B.     Pola Ijtihad Pada Masa Abad ke-2 sampai dengan Abad ke-4
Pada masa ini perkembangan ijtihad ulama mengalami perkembangan yang luar biasa. Melalui ijtihad, pengambilan keputusan hukum dapat dilakukan melalui metode istinbath. Adapun hukum ijtihad adalah wajib bagi mereka yang telah memenuhi syarat sebagai mujtahid. Artinya, seorang mujtahid yang melakukan ijtihad difungsikan untuk menggali dan merumuskan hukum dimana syara’ sendiri tidak menetapkannya secara jelas. [4]
Dalil wajibnya berijtihad bagi yang telah memenuhi syara’ terdapat dalam QS. Al-Hasyr ayat 2 yang artinya : “Maka ambillah (kejadian itu) untuk menjadi pelajaran wahai orang-orang yang mempunyai wawasan”.
Pola ijtihad pada masa ini, diambil dari metode ijtihad pada masa sebelumnya. Ulama pada masa ini telah memiliki sejumlah fatwa dan metode ijtihad yang didapat dari periode sebelumnya. Di samping Al-Quran telah dibukukan dan telah tersebar di kalangan muslimin, demikian pula sunnah yang juga sudah mulai dibukukan pada permulaan abad II Hijriah. [5]

C.    Faktor yang menyebabkan berkembangnya Hukum Islam
Pada fase ini, perkembangan hukum islam ditandai dengan munculnya aliran-aliran politik yang secara implisit mendorong terbentuknya aliran hukum. Walaupun panasnya suasana politik yang dipengaruhi oleh golongan-golongan pemberontak (golongan khawarih dan syiah), tetapi fase ini disenut juga masa keemasan umat islam karena keilmuan di berbagai bidang berkembang pesat. Berikut ini faktor-faktor yang mempengaruhi perkembangan hukum islam yaitu :

a.       Faktor Politik
Pada fase ini, perkembangan hukum Islam ditandai dengan munculnya aliran-aliran politik yang secara impisit mendorong terbentuknya aliran hukum. Daulah Abbasiyah fanatik terhadap dua hal yaitu fanatik terhadap Arab dan Persia. Fanatik Arab memegang kekuasaan dan fanatik persia sebagai propaganda Abbasiyah. Keduanya saling menolong. Bahkan Al-Ma’mun yang terdidik Persia ingin menghapuskan fanatik Arab. Pemberontakan pertama dari golongan Syiah terjadi di Andalusia, ketika keturunan Bani Umayyah mengasingkan diri dan mendirikan kekhalifahan disana. Syiah merasa lebih berhak atas kekhalifahan ini daripada golongan lain. Kemudian terjadi pemberontakan berikutnya di Mekah yang dipimpin Musa Al-Hadi bin Muhammad Al-Mahdi bin Abu Ja’far Al-Mansyur, tetapi ia terbunuh.

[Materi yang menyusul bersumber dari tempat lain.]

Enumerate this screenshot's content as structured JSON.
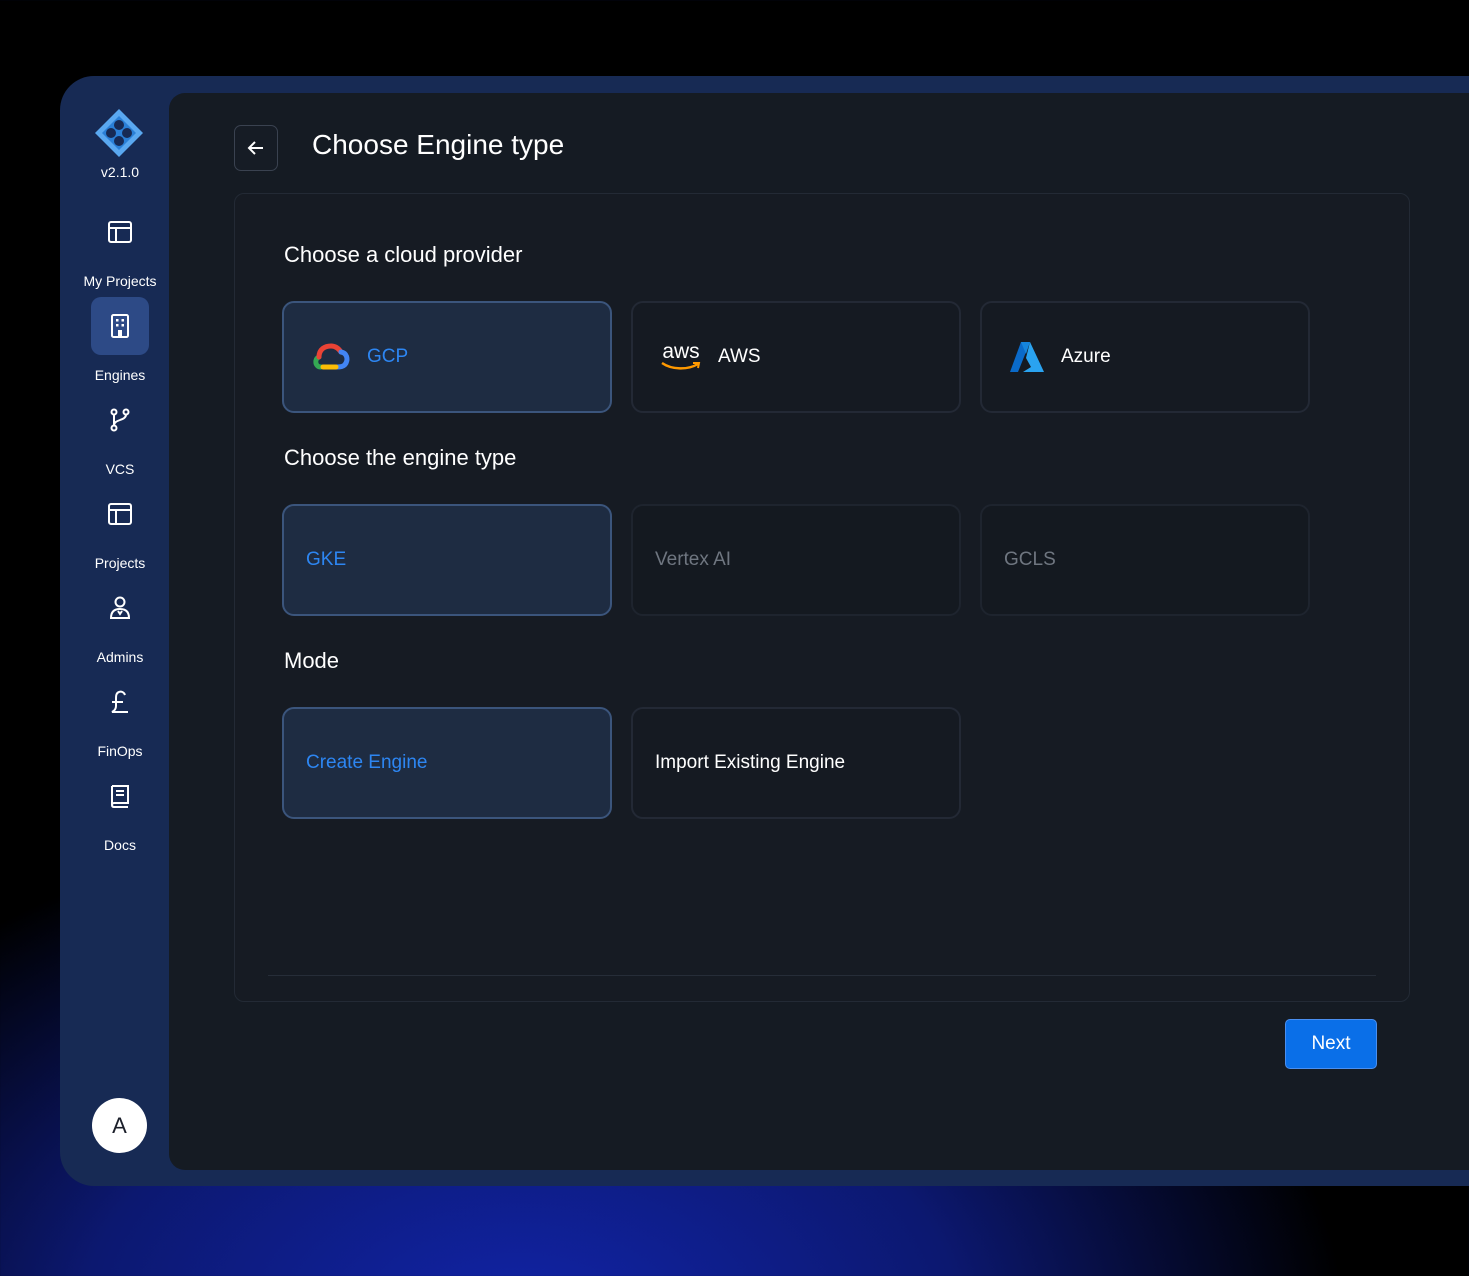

b.      Faktor perluasan wilayah.
Perluasan wilayah islam sudah berjalan pada periode Khulafaur Rasyidin. Dengan demikian, banyak daerah yang telah ditaklukan oleh Islam. Semangat ulama untuk mengembalikan segala permasalahan kepada sumber hukum Islam, seiring dengan perkembangan kebutuhan hukum untuk terciptanya kemaslahatan bersama.

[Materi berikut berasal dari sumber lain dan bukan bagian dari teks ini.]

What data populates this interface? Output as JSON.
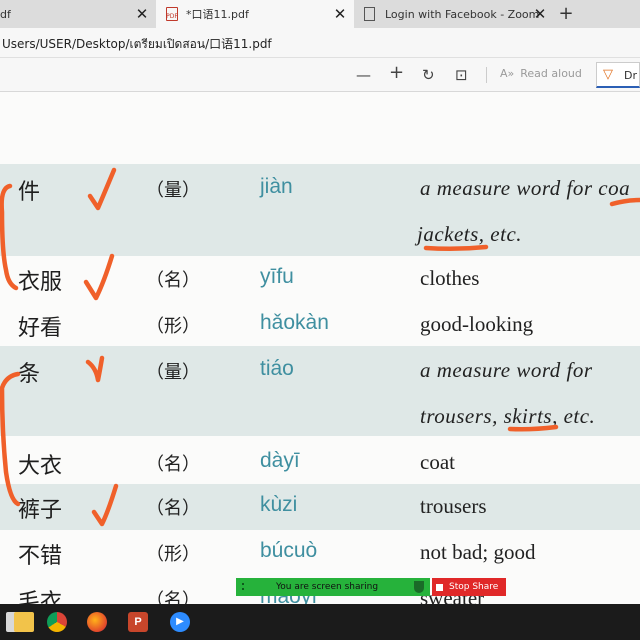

Perluasan wilayah Daulah Abbasiyah pada masa ini mencapai ke Barat (Andalusia) dan ke Timur (Cina). Perluasan wilayah yang dipimpin oleh Abu Al-Abbas Al-Saffah mempunyai pengaruh besar dalam perkembangan fiqh dan tasyri’, karena pemerintahan mengatasnamakan agama. Tokoh-tokoh pemerintahannya sangat memperhatikan agama dan perundang-undangan negara diupayakan bersumberkan dari hukum Islam.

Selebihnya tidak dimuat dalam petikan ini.